As many of you know, in addition to running mvworks I am also the Director of Marketing and Public Relations at New York Live Arts, a non-profit organization formed out of the merger of Dance Theater Workshop and the Bill T. Jones/Arnie Zane Dance Company. Maintaining a balance between creating work and running my own dance company, and promoting hundreds of inspired movement based artists and the institution that supports them has always been challenging. I continue to negotiate and redistribute these scales as necessary because each company gives back in ways that continue to surprise and delight me. Every year I learn more and grow as an artist, an arts administrator, and a person. The past two weeks are a wonderful example of how these worlds complement and compete with each other.
On September 16 New York Live Arts opened it doors with performances of the Bill T. Jones/Arnie Zane Dance Company. To say that it was a gargantuan project to transform into New York Live Arts from Dance Theater Workshop may very well be an understatement, but on Friday night as the lobby hummed with conversation and passersby stopped on the sidewalk wondering what the excitement was all about we had finally arrived. The performances were powerful. And for those of us that acknowledged the beauty of opening the organization with pieces that premiered at Dance Theater Workshop over 30 years ago and had not been seen in New York since, found the evening poignant and elegant.

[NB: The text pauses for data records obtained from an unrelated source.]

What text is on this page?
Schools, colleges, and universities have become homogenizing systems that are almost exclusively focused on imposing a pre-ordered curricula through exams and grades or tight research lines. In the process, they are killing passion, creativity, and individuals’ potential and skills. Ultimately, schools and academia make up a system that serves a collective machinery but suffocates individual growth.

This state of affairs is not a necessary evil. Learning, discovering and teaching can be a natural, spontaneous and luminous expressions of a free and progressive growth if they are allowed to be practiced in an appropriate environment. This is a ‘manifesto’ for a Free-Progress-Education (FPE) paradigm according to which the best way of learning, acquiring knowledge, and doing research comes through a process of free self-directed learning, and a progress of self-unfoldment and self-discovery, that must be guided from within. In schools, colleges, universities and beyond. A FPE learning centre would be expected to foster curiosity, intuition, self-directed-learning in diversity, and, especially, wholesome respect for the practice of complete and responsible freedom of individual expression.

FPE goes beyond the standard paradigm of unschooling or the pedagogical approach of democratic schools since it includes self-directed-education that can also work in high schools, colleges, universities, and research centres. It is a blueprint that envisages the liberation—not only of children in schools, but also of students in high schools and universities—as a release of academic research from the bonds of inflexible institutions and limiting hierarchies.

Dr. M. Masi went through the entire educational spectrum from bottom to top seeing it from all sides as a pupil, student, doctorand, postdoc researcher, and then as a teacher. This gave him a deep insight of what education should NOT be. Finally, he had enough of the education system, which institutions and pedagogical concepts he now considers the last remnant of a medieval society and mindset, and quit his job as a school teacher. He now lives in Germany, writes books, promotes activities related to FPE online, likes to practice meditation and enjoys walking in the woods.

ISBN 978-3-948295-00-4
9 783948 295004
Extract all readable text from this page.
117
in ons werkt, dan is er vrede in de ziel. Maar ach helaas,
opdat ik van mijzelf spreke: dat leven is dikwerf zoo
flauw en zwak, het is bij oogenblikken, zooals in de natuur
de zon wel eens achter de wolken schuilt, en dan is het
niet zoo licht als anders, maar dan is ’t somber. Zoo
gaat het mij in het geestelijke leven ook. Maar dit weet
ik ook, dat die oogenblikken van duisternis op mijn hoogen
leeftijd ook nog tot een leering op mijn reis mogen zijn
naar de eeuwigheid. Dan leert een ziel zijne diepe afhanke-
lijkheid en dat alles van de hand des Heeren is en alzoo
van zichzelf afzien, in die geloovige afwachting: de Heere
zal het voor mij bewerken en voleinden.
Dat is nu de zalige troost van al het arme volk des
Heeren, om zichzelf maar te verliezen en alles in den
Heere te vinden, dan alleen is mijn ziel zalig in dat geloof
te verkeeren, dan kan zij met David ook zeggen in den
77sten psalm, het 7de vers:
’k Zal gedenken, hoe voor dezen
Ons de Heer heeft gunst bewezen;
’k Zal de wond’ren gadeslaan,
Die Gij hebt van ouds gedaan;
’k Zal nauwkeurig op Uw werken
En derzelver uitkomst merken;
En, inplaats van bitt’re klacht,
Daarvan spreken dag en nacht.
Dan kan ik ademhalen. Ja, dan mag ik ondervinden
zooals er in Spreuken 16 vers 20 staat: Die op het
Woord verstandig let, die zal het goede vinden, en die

As part of the opening program Bill T. Jones and Carla Peterson invited artists from throughout the dance community to appear as guest performers in Continuous Replay, a work created by Arnie Zane and reconstructed by Jones. I was lucky enough to be one of the staff members asked to perform. At first I was hesitant. I have worked in that building for over eight years, and never have the administrator artist lines been merged/blurred so clearly. It didn’t help that Continuous Replay begins in the nude (guests are of course permitted to start clothed, but the work is envisioned as a accumulation of movement, space, clothing and more). As I debated what was the most “professional” thing to do as an artist and as an administrator I nearly talked myself out of performing. Thankfully a dear friend encouraged me to just do it for myself, and not as part of any self imposed role. So on Wednesday and Thursday night, Sep 21 and 22 respectively, I found myself backstage getting ready to step onto the stage that I have watched countless numbers of others dance on for years. A privilege I was certain I would never experience.
The performances were surreal (particularly Thursday when I opted to begin nude with the rest of the performers). Never in my life would I have imagined that not only would I perform on that stage while I still worked for the institution, I would have said that hell would have to frieze over before I showed my derrière. Well, so much for boundaries. I performed nude with the Bill T. Jones/Arnie Zane Dance Company during one of the most debated openings in recent dance history for an institution whose brand and public presence is my responsibility. It still feels like a dream where I wake up feeling silly for even subconsciously thinking it could be possible.
Of course, as life and schedules would have it ,this was also the week mvworks was headed into a three day intensive rehearsal period. On Tuesday, Wednesday and Thursday the company continued to push our current project, Hold my Hand, forward. The piece has shifted dramatically in the past month-and-a-half and during our intensive it continued to ground itself deeper in this new approach. We have let go of many of the previous guiding principles (such as the performers relating to one particular area of the audience) and have found new life in a work that was beginning to feel stymied.
Overlapping of this proportion has never happened, in fact I would say I have tried to avoid it. But the during the week of September 12th and 19th, 2011 all of the barriers came crashing down. I was a dancer, a choreographer, and an administrator and I loved it.